6. De genoemde bedragen gelden voor rij- en voertuigen, waarvan de wielen
voorzien zijn van luchtbanden. Die bedragen worden verhoogd indien de wielen
van het rij- of voertuig zijn voorzien van cushionbanden met dertig procent, van
massieve rubberbanden met zestig procent en van metalen banden met honderd
procent.
7. Indien niet alle wielen van een rij- of voertuig voorzien zijn van banden van
dezelfde soort, geldt de minst elastische van de gebruikte banden als maatstaf
voor de berekening van de verschuldigde belasting. Onze Minister van Waterstaat bepaalt, wat onderscheidenlijk onder luchtbanden, cushionbanden en massieve rubberbanden wordt verstaan.
8. Voor de toepassing van dit artikel wordt een metalen band minder elastisch dan
een massieve rubberband, een massieve rubberband minder dan elastisch dan
een cushionband en een cushionband minder elastisch dan een luchtband geacht
te zijn.
9. Onder het eigen gewicht wordt verstaan het gewicht van het volledig uitgeruste
rijtuig.
10. Voor de toepassing van lid I, letter a (laatste onder alinea), b, c en d en van lid 3
worden hoeveelheden van 50 kilogram en daarbeneden verwaarloosd en,
hoeveelheden boven 50 kilogram tot beneden 100 kilogram voor 100 kilogram
berekend.
E. In artikel 5 wordt in de plaats van "f 025" gelezen "f.0.50".
F. De artikelen 30, 31 en 32 vervallen, met dien verstande, dat de rekening van het
Wegenfonds over het dienstjaar 1934 open blijft tot 31 December 1935.
De titel van Hoofdstuk Il wordt gelezen:
OPENBARE VERKEERSWEGEN TE LAND.
G. In artikel 36, 1 e lid, wordt het woord: "Wegenfonds" vervangen door:
"Verkeersfonds" en het woord: "Wegenbelasting" door.
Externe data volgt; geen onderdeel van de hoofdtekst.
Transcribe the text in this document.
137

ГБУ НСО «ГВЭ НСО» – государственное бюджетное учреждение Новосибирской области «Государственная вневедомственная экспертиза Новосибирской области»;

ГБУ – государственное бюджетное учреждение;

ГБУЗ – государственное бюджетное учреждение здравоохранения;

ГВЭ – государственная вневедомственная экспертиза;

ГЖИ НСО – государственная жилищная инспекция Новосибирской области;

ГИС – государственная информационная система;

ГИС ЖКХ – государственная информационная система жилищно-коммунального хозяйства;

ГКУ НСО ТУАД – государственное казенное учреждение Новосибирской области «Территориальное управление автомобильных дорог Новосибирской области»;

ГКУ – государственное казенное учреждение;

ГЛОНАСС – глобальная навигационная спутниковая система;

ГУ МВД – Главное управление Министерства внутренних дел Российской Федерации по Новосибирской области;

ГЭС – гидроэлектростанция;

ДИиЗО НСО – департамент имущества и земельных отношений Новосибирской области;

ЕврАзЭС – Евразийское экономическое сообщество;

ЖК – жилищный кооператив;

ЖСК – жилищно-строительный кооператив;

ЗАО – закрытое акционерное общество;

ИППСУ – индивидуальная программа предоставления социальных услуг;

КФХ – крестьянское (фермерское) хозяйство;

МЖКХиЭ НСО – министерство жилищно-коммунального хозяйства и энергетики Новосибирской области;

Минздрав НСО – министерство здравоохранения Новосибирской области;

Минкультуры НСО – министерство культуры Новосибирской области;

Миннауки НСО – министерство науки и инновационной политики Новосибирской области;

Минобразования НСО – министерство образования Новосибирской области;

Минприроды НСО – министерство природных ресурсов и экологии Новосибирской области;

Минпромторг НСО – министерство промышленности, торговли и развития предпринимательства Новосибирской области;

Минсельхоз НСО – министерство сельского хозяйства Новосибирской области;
"Motorrijtuigenbelasting".
H. In artikel 36, 2e lid, worden de woorden: "binnen de grenzen genoemd in artikel
32, 2e "vervangen door: binnen de grenzen genoemd in artikel 3" 3e van de
wet van 6 October 1934 (Staatsblad no. 534)".
I. In artikel 37 , 1 e lid, worden de woorden: "als bedoeld in artikel 32, 2c
"vervangen door: "als bedoeld in artikel 3,3 van de wet van 6 October 1934
(Staatsblad no. 534)".
J. In artikel, 1 e lid, wordt het woord: "Wegenfonds" vervangen door.
"Verkeersfonds".
K. In artikel 43 wordt het woord: "Wegenbelastingwet" vervangen door.
''Motorrijtuigenbelasting".
Paragraaf III
Artikel 6.
De rijwielbelastingwet (Staatsblad 1924 no. 306) wordt gewijzigd als volgt:
In de considerans wordt ''met het oog op" en hetgeen daarop volgt vervangen
door. "noodig is om het Verkeersfonds te voeden door eene van Rijkswege te
heffen belasting op het rijwielverkeer op openbare verkeerswegen te land".
· Artikel 3 wordt gelezen: Voor rijwielen, waarop of waaraan een motor is aangebracht, is geen rijwielbelasting
verschuldigd.
Paragraaf IV
Artikel 7.
De Wet op de personele belasting 18% wordt gewijzigd als volgt:
In artikel 31 bis §3 wordt hetgeen voorkomt onder letter d vervangen door:
Motorrijwielen die volledig uitgerust , niet meer dan 60 kilogram wegen;
Aan artikel 31 bis § 3 wordt een nieuw e toegevoegd, luidende:
Motorrijtuigen op twee of drie wielen, kennelijk ingericht voor invaliden.
Paragraaf V.
Artikel 8.
Deze wet treedt in werking met ingang van 1 Januari 1935, met uitzondering van het
onderdeel A van artikel 6, hetwelk in werking treedt met ingang van I Augustus 1935.
Het eerste begrootingsjaar van het Verkeersfonds vangt aan met 1 Januari 1935.
Artikel 9.
Wegenbelastingkaarten voor het belastingjaar 1934 – 35, afgegeven met toepassing van
artikel4, eerste of tweede lid, juncto artikel 3 der Wegenbelastingwet, verliezen hare
geldigheid met ingang van 1 Februari 1935, tenzij blijkens een door den ontvanger van
het kantoor van afgifte op de kaart gestelde aanteekening, vóór dien datum het verschil
tusschen de volgens de Motorrijtuigenbelastingwet verschuldigde en de volgens de
Wegenbelastingwet geheven belasting, berekend over drie maanden, is betaald.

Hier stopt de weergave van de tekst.